If Direct 2D rendering can improve these numbers what tech stack to use? Will using C#/SharpDX be better? I ask this because Qt can do DirectX through translation only (not sure what the cost is) and since the app is predominantly windows C# might ease the dev. process.
It might be optimal to create your own line drawing function, operating on QImage memory buffer directly. There you can make some assumptions which Qt’s painter probably can not do and achieve better performance. Then blit the image to screen antialiased (and possibly zoomed?) using QGLWidget.
Good line drawing code: http://en.wikipedia.org/wiki/Bresenham%27s_line_algorithm#Simplification .

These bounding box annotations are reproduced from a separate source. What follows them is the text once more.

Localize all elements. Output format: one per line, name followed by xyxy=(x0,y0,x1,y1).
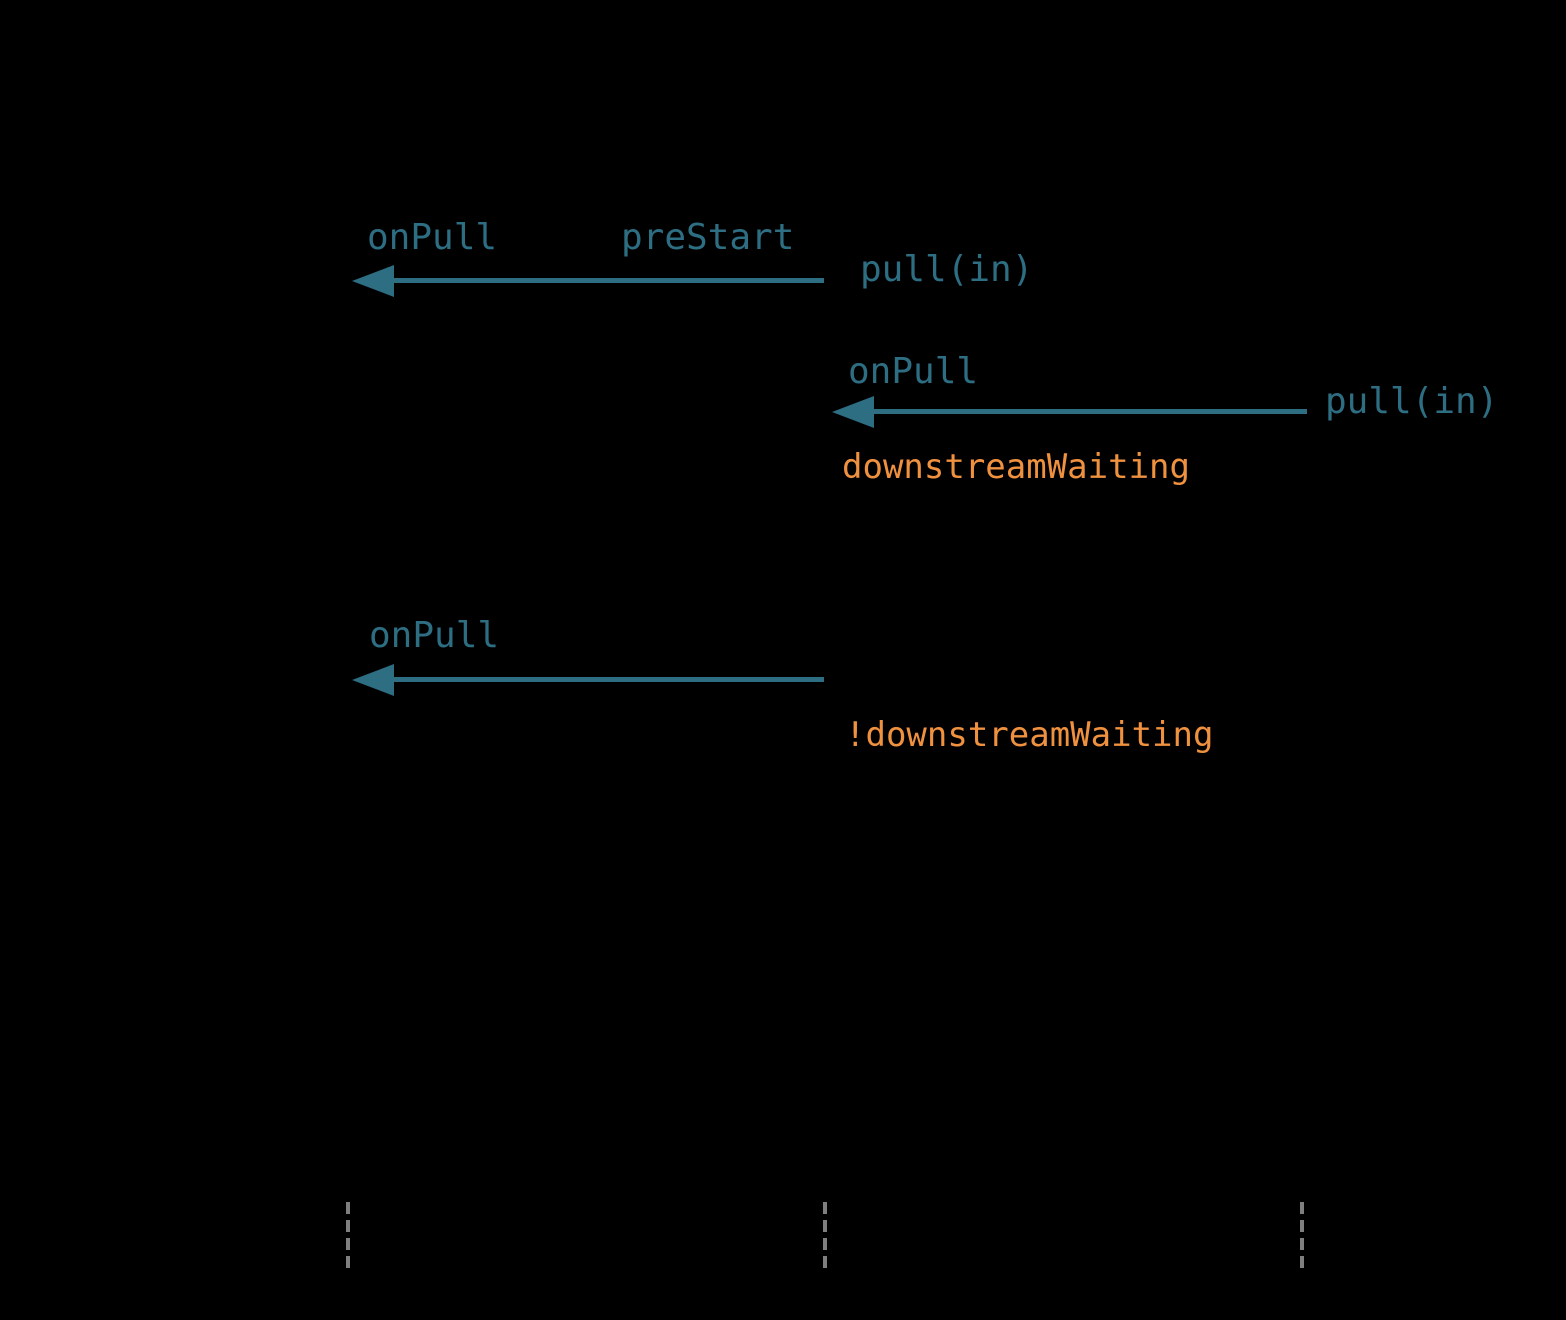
message-2-state-label: downstreamWaiting xyxy=(842,447,1190,487)
lifeline-left-dash xyxy=(346,1202,350,1274)
message-3-arrowhead-icon xyxy=(352,664,394,696)
message-1-source-label: pull(in) xyxy=(860,249,1034,290)
message-1-phase-label: preStart xyxy=(621,217,795,258)
message-2-event-label: onPull xyxy=(848,351,979,392)
message-1-arrowhead-icon xyxy=(352,265,394,297)
message-1-event-label: onPull xyxy=(367,217,498,258)
message-3-state-label: !downstreamWaiting xyxy=(845,715,1214,755)
message-3-arrow-line xyxy=(388,677,824,682)
message-2-arrowhead-icon xyxy=(832,396,874,428)
lifeline-right-dash xyxy=(1300,1202,1304,1274)
message-1-arrow-line xyxy=(388,278,824,283)
message-2-arrow-line xyxy=(868,409,1307,414)
message-3-event-label: onPull xyxy=(369,615,500,656)
message-2-source-label: pull(in) xyxy=(1325,381,1499,422)
lifeline-center-dash xyxy=(823,1202,827,1274)
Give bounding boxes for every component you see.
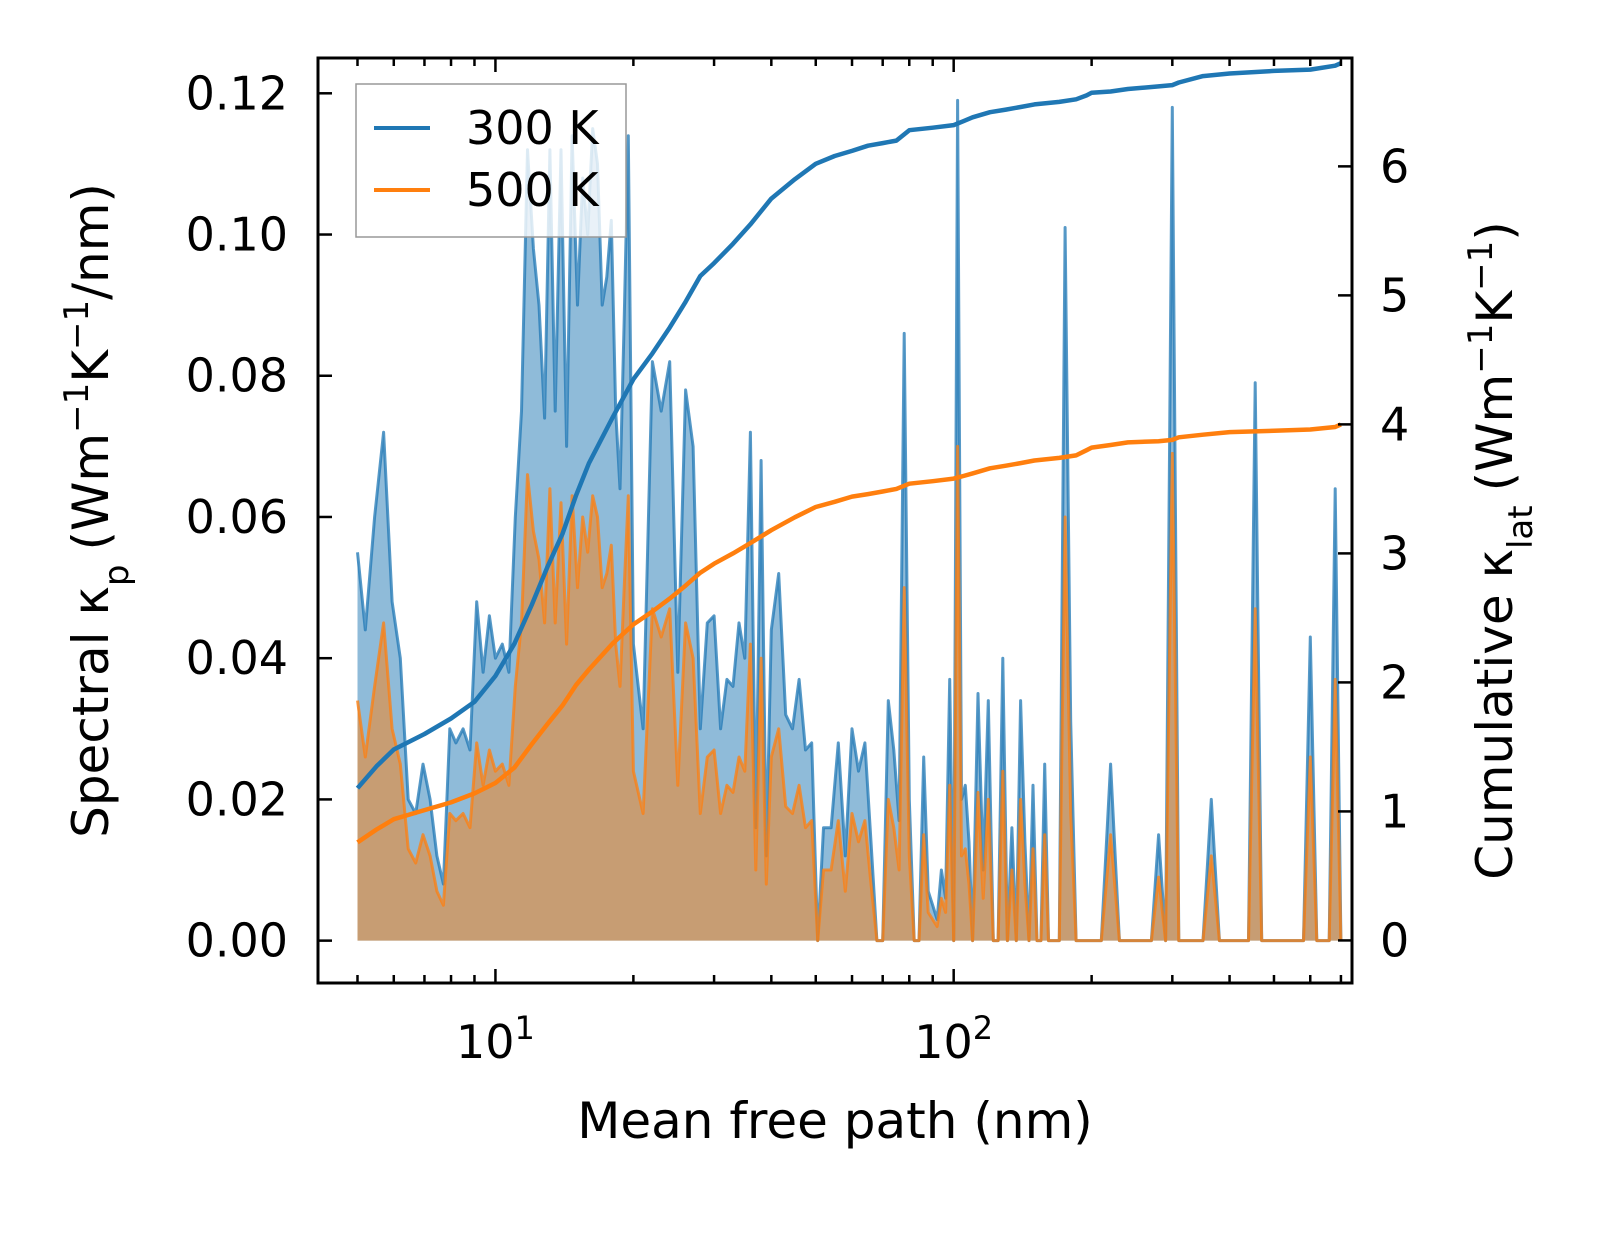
right-y-tick-label: 6 — [1380, 139, 1409, 193]
x-tick-label-exponent: 1 — [515, 1009, 535, 1047]
right-y-label-units-3: −1 — [1461, 241, 1501, 291]
left-y-axis-title: Spectral κp(Wm−1K−1/nm) — [57, 183, 137, 838]
left-y-tick-label: 0.06 — [186, 490, 288, 544]
left-y-label-sub: p — [97, 565, 137, 587]
right-y-tick-label: 5 — [1380, 268, 1409, 322]
left-y-tick-label: 0.08 — [186, 349, 288, 403]
right-y-axis-title: Cumulative κlat(Wm−1K−1) — [1461, 221, 1541, 880]
plot-area — [355, 61, 1343, 943]
cumulative-line-500k — [356, 422, 1342, 845]
right-y-label-main: Cumulative κ — [1466, 549, 1524, 880]
left-y-label-units-0: (Wm — [62, 433, 120, 551]
left-y-tick-label: 0.12 — [186, 66, 288, 120]
x-tick-label: 102 — [914, 1009, 993, 1069]
legend-label-300k: 300 K — [466, 101, 600, 155]
x-tick-label-base: 10 — [456, 1015, 515, 1069]
legend: 300 K 500 K — [355, 83, 627, 238]
x-tick-label: 101 — [456, 1009, 535, 1069]
right-y-tick-label: 3 — [1380, 526, 1409, 580]
left-y-label-units-4: /nm) — [62, 183, 120, 300]
legend-box — [355, 83, 627, 238]
right-y-label-units-2: K — [1466, 290, 1524, 324]
plot-frame — [316, 56, 1354, 985]
right-y-label-units-0: (Wm — [1466, 374, 1524, 492]
right-y-label-units-4: ) — [1466, 221, 1524, 241]
left-y-tick-label: 0.02 — [186, 772, 288, 826]
x-tick-label-base: 10 — [914, 1015, 973, 1069]
right-y-tick-label: 0 — [1380, 913, 1409, 967]
right-y-tick-label: 4 — [1380, 397, 1409, 451]
left-y-tick-label: 0.04 — [186, 631, 288, 685]
left-y-tick-label: 0.10 — [186, 208, 288, 262]
right-y-label-units-1: −1 — [1461, 324, 1501, 374]
left-y-tick-label: 0.00 — [186, 914, 288, 968]
x-tick-label-exponent: 2 — [973, 1009, 993, 1047]
right-y-tick-label: 2 — [1380, 655, 1409, 709]
axis-ticks: 101 1020.000.020.040.060.080.100.12012345… — [186, 58, 1409, 1069]
legend-label-500k: 500 K — [466, 163, 600, 217]
left-y-label-units-1: −1 — [57, 383, 97, 433]
cumulative-line-300k — [355, 61, 1342, 790]
left-y-label-main: Spectral κ — [62, 586, 120, 838]
right-y-label-sub: lat — [1501, 505, 1541, 549]
x-axis-title: Mean free path (nm) — [577, 1092, 1093, 1150]
right-y-tick-label: 1 — [1380, 784, 1409, 838]
left-y-label-units-3: −1 — [57, 300, 97, 350]
left-y-label-units-2: K — [62, 349, 120, 383]
spectral-area-500k — [357, 446, 1341, 941]
spectral-line-500k — [356, 444, 1343, 943]
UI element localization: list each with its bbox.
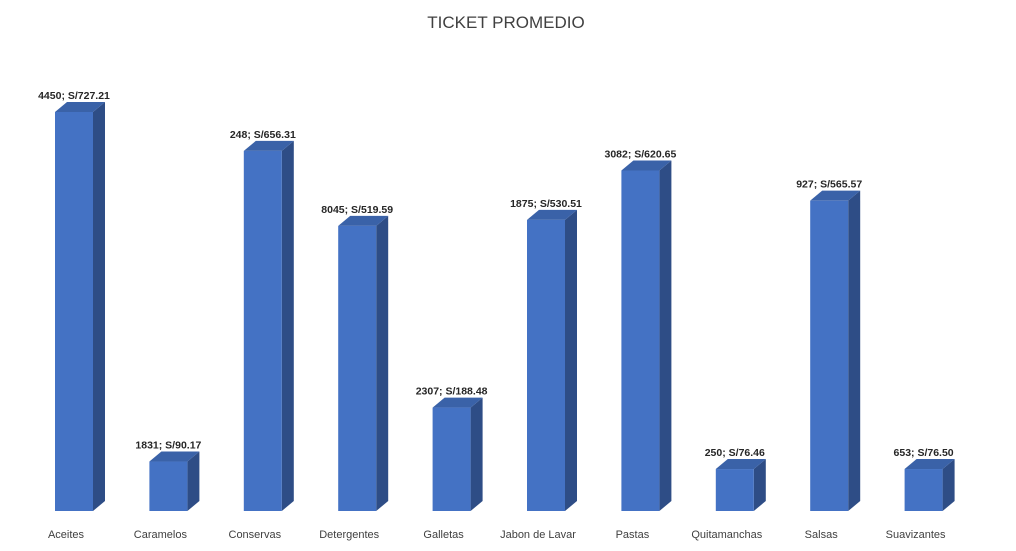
chart-title: TICKET PROMEDIO xyxy=(427,13,584,32)
data-label-conservas: 248; S/656.31 xyxy=(230,129,296,141)
data-label-quitamanchas: 250; S/76.46 xyxy=(705,447,765,459)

Though for C++ and memory buffer implemenation, it can be further optimized by replacing
x0andy0coordinates with single pointer.Most importantly, you can then get line drawing inlined within you lines loop and have zero function calls while iterating over a million lines.
If you let the blitting part do antialiasing, you can just set a memory word per pixel without checking what kind of pen it is etc.
Also doing zooming in HW to any desired target resolution, you can freely optimize the QImage size for getting the pattern you want, separate from showing it on screen.
If you can have the lines mostly sorted by Y coordinate, that will help with caching, as setting pixels of sequential lines will be closer in memory in the QImage buffer.
However you do it, crank up optimization (-O3 flag for gcc, not sure of MS compiler), default is not max at least for gcc.
Another thing you can do is parallelize the drawing at per-image level, that will work even with QPainter. It is allowed to draw on QImage in other than main thread, and Qt makes it easy to just send QImages as signal parameter from drawing threads to GUI thread. What you do is heavily CPU and memory bound so better have drawing thread count same as real core count, not counting hyperthreading.